Consider an arbitrary polar equation defined as: \[ r(\theta), \ \ \ 0 \le \theta < 2 \pi \] The polar curve can be converted into Cartesian coordinates using parametric equations. The relationship between polar equations and their parametric equivalent is neatly shown below:

So we can define the polar curve parametrically using $\theta$ as the parameter. This is: \[\begin{align} y &= r(\theta) \sin \theta \\ x &= r(\theta) \cos \theta \end{align}\]

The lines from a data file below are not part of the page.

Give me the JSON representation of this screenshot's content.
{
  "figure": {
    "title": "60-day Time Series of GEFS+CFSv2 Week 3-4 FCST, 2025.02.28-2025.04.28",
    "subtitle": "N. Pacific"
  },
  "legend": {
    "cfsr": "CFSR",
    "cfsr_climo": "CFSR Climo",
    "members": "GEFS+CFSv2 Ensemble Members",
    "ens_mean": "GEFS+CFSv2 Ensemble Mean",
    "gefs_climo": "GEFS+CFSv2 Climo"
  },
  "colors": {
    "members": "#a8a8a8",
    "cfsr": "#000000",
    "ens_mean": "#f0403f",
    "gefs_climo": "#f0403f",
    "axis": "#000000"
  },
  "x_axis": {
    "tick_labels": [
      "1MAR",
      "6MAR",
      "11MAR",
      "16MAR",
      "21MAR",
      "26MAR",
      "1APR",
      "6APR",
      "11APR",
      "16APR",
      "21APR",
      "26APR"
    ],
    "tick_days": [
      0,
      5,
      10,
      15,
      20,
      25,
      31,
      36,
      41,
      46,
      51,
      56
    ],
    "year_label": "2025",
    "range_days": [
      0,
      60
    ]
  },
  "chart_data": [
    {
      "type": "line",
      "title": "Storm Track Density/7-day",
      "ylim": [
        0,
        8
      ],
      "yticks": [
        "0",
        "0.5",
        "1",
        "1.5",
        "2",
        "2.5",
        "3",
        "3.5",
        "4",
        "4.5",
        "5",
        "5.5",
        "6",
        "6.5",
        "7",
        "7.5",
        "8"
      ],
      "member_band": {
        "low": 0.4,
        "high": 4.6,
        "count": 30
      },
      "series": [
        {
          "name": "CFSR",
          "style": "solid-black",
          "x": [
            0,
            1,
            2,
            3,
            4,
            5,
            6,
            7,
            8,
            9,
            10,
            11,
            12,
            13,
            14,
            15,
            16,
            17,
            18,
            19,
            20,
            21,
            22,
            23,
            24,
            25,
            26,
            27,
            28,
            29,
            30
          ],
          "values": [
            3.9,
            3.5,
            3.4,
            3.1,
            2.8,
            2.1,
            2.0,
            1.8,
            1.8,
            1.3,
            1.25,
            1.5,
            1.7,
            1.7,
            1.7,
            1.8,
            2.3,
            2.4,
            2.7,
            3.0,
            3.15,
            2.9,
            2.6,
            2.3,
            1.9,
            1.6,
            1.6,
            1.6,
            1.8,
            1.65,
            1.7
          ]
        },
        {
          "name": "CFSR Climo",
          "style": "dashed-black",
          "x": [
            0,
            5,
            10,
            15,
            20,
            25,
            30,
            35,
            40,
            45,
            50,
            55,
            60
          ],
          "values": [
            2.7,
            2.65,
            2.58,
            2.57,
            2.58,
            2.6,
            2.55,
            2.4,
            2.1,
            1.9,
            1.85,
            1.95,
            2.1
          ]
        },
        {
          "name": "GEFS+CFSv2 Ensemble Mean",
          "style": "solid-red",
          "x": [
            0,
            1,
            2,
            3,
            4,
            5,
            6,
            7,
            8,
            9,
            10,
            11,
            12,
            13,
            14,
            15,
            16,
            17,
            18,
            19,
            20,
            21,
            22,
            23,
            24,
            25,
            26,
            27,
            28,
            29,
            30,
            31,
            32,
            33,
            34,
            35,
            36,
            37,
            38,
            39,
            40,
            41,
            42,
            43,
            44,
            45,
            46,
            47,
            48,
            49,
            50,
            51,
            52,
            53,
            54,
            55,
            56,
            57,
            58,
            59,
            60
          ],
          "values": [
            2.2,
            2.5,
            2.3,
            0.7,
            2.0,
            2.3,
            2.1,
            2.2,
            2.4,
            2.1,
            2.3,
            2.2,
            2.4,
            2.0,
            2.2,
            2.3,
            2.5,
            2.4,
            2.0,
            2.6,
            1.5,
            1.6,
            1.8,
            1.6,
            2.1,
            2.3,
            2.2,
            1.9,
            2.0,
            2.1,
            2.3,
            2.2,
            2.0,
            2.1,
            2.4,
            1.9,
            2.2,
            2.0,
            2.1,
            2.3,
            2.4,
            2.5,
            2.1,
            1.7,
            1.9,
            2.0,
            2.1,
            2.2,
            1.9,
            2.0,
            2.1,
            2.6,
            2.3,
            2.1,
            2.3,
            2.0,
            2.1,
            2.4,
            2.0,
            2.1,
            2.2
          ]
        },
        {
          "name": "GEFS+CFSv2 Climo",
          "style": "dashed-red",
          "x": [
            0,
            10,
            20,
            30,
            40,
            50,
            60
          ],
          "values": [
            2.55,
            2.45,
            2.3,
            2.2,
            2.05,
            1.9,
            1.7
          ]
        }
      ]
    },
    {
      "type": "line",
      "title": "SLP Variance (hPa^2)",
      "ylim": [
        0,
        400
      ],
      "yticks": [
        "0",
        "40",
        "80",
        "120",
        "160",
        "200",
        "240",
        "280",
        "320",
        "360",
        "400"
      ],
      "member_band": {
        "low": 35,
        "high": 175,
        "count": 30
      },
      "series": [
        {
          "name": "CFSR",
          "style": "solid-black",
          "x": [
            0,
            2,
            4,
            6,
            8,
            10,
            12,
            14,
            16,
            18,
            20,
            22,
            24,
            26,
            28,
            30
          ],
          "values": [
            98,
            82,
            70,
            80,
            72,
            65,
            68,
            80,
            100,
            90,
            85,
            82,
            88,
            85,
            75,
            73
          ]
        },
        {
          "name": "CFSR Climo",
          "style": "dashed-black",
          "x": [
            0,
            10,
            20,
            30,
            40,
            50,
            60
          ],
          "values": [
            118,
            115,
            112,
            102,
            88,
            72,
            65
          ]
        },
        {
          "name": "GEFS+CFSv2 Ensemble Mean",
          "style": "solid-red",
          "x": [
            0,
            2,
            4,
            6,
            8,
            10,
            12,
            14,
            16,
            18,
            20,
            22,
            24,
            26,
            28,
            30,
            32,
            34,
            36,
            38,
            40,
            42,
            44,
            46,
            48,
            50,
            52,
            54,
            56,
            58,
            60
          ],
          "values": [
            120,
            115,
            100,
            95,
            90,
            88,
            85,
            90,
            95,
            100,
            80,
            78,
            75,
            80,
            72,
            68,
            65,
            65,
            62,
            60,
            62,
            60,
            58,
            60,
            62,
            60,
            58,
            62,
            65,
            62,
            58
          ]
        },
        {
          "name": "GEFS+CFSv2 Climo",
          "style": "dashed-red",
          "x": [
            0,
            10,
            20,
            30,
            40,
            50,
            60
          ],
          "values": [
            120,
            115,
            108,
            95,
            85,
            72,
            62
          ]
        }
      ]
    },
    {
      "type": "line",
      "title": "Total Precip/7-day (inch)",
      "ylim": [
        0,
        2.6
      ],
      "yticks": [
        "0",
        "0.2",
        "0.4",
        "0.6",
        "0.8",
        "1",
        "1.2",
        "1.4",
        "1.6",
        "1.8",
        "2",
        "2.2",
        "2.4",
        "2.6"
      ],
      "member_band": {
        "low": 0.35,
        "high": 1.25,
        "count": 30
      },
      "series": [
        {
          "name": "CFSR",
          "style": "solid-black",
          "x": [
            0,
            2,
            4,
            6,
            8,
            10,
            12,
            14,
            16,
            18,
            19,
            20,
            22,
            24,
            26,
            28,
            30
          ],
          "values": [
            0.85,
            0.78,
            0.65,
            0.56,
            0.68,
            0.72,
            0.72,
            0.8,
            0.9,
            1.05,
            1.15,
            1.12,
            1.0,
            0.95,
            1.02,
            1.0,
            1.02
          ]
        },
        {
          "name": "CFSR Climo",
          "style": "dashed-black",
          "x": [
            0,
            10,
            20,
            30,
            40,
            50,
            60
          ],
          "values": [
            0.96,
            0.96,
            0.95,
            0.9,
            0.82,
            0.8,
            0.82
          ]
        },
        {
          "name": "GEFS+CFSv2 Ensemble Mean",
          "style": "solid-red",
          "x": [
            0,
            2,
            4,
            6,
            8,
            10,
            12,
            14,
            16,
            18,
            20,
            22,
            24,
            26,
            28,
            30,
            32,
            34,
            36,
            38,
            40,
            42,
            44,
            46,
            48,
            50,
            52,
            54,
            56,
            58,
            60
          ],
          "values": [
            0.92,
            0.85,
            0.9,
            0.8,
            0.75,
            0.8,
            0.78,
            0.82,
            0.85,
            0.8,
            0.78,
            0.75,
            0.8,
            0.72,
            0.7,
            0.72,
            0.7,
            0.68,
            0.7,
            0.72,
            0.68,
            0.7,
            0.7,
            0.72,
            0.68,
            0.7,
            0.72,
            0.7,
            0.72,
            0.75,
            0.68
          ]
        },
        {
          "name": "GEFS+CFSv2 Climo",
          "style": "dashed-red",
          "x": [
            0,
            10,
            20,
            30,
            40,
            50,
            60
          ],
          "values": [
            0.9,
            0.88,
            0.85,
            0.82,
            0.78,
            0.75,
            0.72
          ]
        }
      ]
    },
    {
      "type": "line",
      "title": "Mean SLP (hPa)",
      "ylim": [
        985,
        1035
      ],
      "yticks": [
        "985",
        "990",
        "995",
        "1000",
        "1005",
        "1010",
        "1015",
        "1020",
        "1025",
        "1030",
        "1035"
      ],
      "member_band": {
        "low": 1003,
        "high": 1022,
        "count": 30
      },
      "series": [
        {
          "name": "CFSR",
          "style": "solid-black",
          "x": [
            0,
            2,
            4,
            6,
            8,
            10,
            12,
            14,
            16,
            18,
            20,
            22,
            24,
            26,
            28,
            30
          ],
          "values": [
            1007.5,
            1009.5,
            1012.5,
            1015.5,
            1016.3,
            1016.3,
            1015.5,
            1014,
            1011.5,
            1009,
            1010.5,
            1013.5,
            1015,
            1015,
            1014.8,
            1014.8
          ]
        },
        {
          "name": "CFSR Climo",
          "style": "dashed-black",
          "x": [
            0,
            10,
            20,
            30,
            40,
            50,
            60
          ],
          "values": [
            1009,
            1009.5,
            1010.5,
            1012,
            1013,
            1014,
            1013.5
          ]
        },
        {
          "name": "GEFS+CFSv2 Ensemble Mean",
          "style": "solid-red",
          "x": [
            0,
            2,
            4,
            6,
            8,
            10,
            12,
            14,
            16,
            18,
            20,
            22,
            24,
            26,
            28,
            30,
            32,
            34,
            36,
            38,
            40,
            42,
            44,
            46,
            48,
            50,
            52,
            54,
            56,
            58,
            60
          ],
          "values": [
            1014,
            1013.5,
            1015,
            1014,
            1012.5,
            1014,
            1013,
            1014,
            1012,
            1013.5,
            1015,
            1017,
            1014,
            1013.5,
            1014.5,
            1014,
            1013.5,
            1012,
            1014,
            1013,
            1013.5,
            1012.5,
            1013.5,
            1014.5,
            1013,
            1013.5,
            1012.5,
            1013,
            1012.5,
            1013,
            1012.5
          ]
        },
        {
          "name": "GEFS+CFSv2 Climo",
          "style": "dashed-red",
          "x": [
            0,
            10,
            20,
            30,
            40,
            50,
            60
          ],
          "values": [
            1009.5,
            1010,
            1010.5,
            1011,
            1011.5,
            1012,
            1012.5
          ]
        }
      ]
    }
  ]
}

The derivative of the two parameters can be found using the product rule, this is a trivial step so I have not included the method: \[\begin{align} \frac{\mathrm{d}y}{\mathrm{d} \theta} = r(\theta) \cos \theta + r'(\theta) \sin \theta \\ \\ \frac{\mathrm{d} x}{\mathrm{d} \theta} = r'(\theta) \cos \theta - r(\theta) \sin \theta \end{align} \]

We can apply the chain rule to find the derivative of this set of parametric equations: \[\begin{align} \frac{\mathrm{d}y}{\mathrm{d}x} &= \frac{\mathrm{d}y}{\mathrm{d} \theta} \times \frac{\mathrm{d} \theta}{\mathrm{d}x} \\ \\ &= \frac{\mathrm{d}y}{\mathrm{d} \theta} \times \frac{1}{\frac{\mathrm{d} x}{\mathrm{d} \theta}} \end{align}\] So substituting in the two derivatives: \[ \frac{\mathrm{d}y}{\mathrm{d}x} = r(\theta) \cos \theta + r'(\theta) \sin \theta \times \frac{1}{r'(\theta) \cos \theta - r(\theta) \sin \theta } \] Hence the derivative of an arbitrary polar equation is: \[\frac{\mathrm{d}y}{\mathrm{d}x} = \frac{ r(\theta) \cos \theta + r'(\theta) \sin \theta }{r'(\theta) \cos \theta - r(\theta) \sin \theta} \]